“Recent reports in the media that Social Security plans to eliminate telephone services are inaccurate. SSA is increasing its protection for America’s seniors and other beneficiaries by eliminating the risk of fraud associated with changing bank account information by telephone.”
“SSA continuously investigates and analyzes potential threats to strengthen and secure our programs and protect people who receive benefits. Approximately 40 percent of Social Security direct deposit fraud is associated with someone calling SSA to change direct deposit bank information.
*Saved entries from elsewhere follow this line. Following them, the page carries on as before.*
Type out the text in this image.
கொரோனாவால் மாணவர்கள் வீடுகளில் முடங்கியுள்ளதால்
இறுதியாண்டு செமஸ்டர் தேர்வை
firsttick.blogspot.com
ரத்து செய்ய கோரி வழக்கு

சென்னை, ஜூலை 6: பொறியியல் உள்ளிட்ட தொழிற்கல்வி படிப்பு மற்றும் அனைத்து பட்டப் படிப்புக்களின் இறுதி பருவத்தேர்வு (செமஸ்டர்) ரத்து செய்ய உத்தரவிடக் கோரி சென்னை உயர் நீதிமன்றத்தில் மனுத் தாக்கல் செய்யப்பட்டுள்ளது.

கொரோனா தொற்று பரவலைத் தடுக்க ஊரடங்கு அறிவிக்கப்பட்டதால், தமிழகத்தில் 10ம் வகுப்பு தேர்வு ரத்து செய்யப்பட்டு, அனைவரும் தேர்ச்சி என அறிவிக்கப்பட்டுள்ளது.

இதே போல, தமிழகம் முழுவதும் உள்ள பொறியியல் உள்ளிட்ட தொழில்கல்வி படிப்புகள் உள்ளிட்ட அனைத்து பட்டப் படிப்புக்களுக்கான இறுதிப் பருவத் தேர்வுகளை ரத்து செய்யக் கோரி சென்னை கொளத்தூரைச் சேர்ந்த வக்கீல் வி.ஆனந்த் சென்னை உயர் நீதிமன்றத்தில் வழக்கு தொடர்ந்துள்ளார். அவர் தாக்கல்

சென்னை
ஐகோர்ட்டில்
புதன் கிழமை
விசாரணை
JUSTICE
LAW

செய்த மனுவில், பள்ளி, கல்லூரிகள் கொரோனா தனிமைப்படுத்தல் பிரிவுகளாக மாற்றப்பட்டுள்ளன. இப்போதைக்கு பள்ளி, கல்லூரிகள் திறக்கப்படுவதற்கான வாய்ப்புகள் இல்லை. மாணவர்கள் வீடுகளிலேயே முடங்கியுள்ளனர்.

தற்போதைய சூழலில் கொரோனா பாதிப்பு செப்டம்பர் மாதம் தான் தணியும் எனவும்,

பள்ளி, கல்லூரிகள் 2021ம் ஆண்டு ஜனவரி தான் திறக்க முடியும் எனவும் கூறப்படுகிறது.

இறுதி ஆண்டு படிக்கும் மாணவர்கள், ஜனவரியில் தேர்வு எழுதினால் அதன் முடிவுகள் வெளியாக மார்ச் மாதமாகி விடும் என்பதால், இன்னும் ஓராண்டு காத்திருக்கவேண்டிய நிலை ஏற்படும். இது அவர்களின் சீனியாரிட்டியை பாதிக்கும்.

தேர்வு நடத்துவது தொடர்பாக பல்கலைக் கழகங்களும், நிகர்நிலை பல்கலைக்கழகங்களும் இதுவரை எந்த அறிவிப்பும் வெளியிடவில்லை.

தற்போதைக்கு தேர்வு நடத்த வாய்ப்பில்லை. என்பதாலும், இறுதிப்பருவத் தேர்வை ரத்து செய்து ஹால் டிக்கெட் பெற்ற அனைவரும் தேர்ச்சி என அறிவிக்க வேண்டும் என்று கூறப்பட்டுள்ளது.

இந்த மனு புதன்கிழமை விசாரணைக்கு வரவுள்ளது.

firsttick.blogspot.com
SSA’s current protocol of simply asking identifying questions by telephone is no longer enough to prevent fraud,” says a Social Security Administration press release dated March 12th, headlined “Correcting the Record about Social Security Direct Deposit and Telephone Services,” and posted to their website hours after the Washington Post reported that they’re going to pull the plug on live phone support, a lifeline for luddite seniors who can’t or won’t use online portals.
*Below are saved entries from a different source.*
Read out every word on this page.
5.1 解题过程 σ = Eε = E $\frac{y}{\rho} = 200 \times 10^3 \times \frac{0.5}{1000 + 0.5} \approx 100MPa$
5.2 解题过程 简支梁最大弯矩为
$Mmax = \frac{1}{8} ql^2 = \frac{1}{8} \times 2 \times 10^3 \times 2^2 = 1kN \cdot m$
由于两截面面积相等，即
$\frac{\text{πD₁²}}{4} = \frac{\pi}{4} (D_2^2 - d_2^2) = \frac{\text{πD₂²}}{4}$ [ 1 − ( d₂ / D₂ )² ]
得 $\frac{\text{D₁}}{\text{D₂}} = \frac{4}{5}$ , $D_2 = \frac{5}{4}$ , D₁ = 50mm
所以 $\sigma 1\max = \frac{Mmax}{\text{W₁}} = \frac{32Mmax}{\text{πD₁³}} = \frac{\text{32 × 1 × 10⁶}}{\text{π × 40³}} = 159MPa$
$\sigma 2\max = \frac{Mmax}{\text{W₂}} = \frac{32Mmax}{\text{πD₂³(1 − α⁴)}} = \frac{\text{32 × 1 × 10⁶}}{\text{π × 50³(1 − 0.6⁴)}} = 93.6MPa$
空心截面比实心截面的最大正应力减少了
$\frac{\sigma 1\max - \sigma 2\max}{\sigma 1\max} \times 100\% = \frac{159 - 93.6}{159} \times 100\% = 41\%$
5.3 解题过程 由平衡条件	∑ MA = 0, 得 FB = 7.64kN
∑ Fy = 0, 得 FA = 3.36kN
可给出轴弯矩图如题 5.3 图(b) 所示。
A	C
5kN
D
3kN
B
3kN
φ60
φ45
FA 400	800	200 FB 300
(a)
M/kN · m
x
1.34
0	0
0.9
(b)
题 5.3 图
Now Axios reports that the next day an internal memo circulated outlining changes that still, in the words of one former administrator, “would, in essence, break the agency,” mostly by requiring recipients to verify their identity in-person at field offices (that are being closed) rather than over the phone. “People have a lot of trouble with the identification process” already, says Jen Burdick, a lawyer who provides free legal services to recipients and that the proposed changes in the new memo are “a way they’re trying to use red tape to literally block people from getting benefits.”
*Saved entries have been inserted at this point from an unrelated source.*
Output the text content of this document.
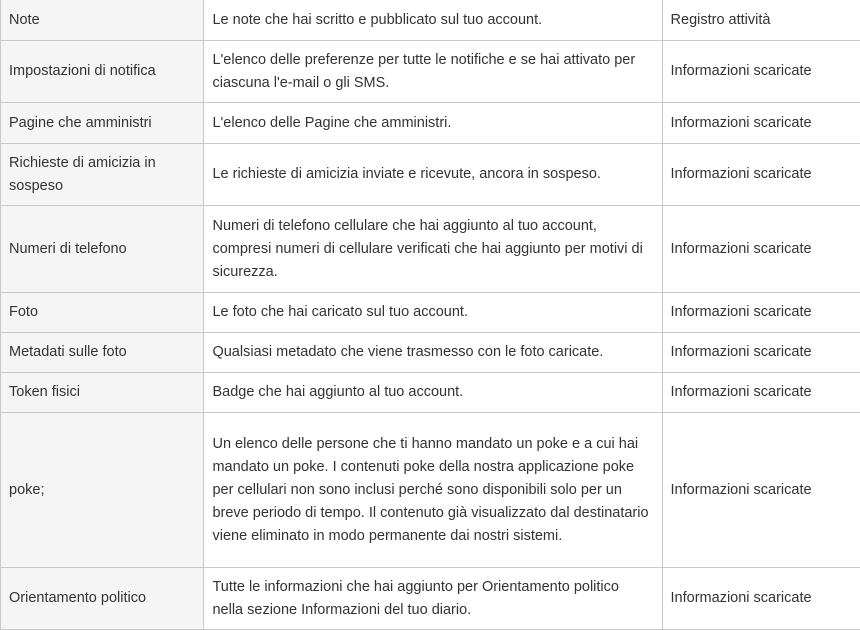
Note	Le note che hai scritto e pubblicato sul tuo account.	Registro attività
Impostazioni di notifica	L'elenco delle preferenze per tutte le notifiche e se hai attivato per ciascuna l'e-mail o gli SMS.	Informazioni scaricate
Pagine che amministri	L'elenco delle Pagine che amministri.	Informazioni scaricate
Richieste di amicizia in sospeso	Le richieste di amicizia inviate e ricevute, ancora in sospeso.	Informazioni scaricate
Numeri di telefono	Numeri di telefono cellulare che hai aggiunto al tuo account, compresi numeri di cellulare verificati che hai aggiunto per motivi di sicurezza.	Informazioni scaricate
Foto	Le foto che hai caricato sul tuo account.	Informazioni scaricate
Metadati sulle foto	Qualsiasi metadato che viene trasmesso con le foto caricate.	Informazioni scaricate
Token fisici	Badge che hai aggiunto al tuo account.	Informazioni scaricate
poke;	Un elenco delle persone che ti hanno mandato un poke e a cui hai mandato un poke. I contenuti poke della nostra applicazione poke per cellulari non sono inclusi perché sono disponibili solo per un breve periodo di tempo. Il contenuto già visualizzato dal destinatario viene eliminato in modo permanente dai nostri sistemi.	Informazioni scaricate
Orientamento politico	Tutte le informazioni che hai aggiunto per Orientamento politico nella sezione Informazioni del tuo diario.	Informazioni scaricate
In related news last week, 82 year-old Washington state man Ned Johnson told the Seattle Times that he had $5,201 wiped from his bank account after he was declared dead by DOGE last month.
After weeks of calling and calling he finally went in person to an office that’s soon-to-be-closed by Musk, waited four hours, and weaseled in to get the attention of a worker to show them his passport. It worked, kind of as Ned was resurrected insomuch as the bank returned the $5,201 to his account, but still has yet to receive his February and March Social Security payments.